桐花不見其人先聞其聲,隔著老遠咋咋呼呼地沖過來,見常淵在,自然道“好了好了常大哥,我來照顧。你一夜沒合眼,歇會兒去吧。”
“你還未休息”
姜馥瑩抬眼,面露驚色,“手伸過來我瞧瞧,你身上有傷怎能如此折騰”
她剛醒不曾細瞧,這會兒好好看了看,只見常淵臉色淡淡,細嗅著還有一絲極淡的血腥氣。
“你傷口裂開了”
常淵當時身有重傷,疤痕自也不少,好容易養了一月,這會兒裂開,只怕日后又不好恢復。
姜馥瑩沉了臉,“快去休息,這么熱的天傷口反復,瘍了可怎生好。

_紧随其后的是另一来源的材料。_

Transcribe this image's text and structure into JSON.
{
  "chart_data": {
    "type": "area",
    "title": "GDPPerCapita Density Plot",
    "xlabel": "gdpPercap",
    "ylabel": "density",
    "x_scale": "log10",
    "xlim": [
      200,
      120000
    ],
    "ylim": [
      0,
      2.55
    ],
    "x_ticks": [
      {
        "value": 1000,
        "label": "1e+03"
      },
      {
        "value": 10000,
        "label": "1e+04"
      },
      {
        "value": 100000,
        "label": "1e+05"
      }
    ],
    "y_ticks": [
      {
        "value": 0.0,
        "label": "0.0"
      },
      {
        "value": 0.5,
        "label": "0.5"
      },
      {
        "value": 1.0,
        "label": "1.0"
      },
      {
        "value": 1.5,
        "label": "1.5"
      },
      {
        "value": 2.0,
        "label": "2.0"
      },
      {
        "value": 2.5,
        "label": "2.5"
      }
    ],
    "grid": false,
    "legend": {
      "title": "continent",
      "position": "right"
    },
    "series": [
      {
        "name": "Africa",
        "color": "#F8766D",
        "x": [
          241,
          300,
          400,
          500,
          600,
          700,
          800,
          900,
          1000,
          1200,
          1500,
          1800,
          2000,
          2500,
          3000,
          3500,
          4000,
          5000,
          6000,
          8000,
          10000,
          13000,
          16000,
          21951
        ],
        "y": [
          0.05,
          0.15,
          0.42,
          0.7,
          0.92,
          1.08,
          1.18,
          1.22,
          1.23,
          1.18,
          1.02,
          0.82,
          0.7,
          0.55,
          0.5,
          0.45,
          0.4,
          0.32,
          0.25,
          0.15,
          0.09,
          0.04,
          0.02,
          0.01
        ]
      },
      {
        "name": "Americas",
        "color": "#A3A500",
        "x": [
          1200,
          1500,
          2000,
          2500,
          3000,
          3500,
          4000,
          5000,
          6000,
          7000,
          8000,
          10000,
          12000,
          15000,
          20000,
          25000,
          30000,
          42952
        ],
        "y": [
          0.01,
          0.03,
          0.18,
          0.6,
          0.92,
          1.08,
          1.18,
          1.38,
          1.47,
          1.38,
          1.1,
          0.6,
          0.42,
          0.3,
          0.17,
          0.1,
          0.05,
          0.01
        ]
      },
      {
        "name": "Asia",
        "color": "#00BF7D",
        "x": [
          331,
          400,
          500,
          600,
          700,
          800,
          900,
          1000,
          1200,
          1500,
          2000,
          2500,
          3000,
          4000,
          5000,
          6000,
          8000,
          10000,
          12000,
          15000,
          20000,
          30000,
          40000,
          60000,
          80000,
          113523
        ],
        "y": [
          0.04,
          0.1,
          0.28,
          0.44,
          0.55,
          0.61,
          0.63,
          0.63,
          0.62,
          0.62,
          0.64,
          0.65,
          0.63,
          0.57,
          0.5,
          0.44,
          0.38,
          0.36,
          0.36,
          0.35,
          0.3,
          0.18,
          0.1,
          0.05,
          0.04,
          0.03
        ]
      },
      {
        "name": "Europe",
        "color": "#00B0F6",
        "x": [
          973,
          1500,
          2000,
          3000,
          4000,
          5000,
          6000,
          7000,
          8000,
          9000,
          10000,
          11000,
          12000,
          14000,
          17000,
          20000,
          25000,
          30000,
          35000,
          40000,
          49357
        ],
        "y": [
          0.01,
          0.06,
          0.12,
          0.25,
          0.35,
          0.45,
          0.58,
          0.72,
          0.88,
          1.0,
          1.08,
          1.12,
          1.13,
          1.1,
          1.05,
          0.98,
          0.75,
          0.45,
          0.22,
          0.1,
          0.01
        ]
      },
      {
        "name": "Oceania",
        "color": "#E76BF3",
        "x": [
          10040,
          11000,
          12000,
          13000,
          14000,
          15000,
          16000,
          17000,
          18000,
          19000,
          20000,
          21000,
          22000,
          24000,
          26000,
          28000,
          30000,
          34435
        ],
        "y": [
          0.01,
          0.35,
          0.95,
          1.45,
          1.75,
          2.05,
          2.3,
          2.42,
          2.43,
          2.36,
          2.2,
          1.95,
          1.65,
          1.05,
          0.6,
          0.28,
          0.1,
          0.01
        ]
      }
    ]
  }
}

”
桐花幫著腔,“常大哥你放心吧,我和馥瑩姐可是過命的交情,肯定會照顧好的。”
氣氛驟然一松。
姜馥瑩含著糖,笑她“就你話本子看多了,什么過命的交情。”
“好吧,我們不是,”桐花坐在榻邊,委屈巴巴地托著臉,“但我知道,你們兩個肯定是了。”
過命的交情。
聽起來還有那么些趣味。
姜馥瑩咬碎了糖,咽下了這甜膩膩的味道。
桐花嘿嘿笑幾聲,“還吃嗎馥瑩姐,這會兒嘴里甜還是心里更甜呀”
常淵背過身去,聽著小姐妹二人笑鬧,轉身出了屋子。
“哎呀”
“怎么了怎么了”
“你壓我腿了,疼呀”
常淵勾唇,搖了搖頭,回了自己的屋子。
上好的瓷器摔碎在地上,發出驚天的響動。
“娘子息怒”
身邊的女使跪了一地,戰戰兢兢平息著主子的怒氣。
“要我如何息怒,”女子一拍桌木,“一個月了,就要一個月了,還是杳無音信。”
“娘子。”
身旁最得力的女使名喚鈴蘭,出言道“沒有消息便是最好的消息。世子文韜武略,定然不會有事。不過是任務危險不得表露身份,只怕這會兒安全地待在何處,等待接應呢。”
“本就危險,還有那些個陰險小人記掛著要害他”
燕瓊無心養護的指甲早就褪了色,半紅不紅地掛在指尖。
“娘子莫要為此傷神了,此處偏僻簡陋,娘子千金之軀如何住得想來世子也不會在此偏僻之地,咱們還是盡早離去,回雁城吧”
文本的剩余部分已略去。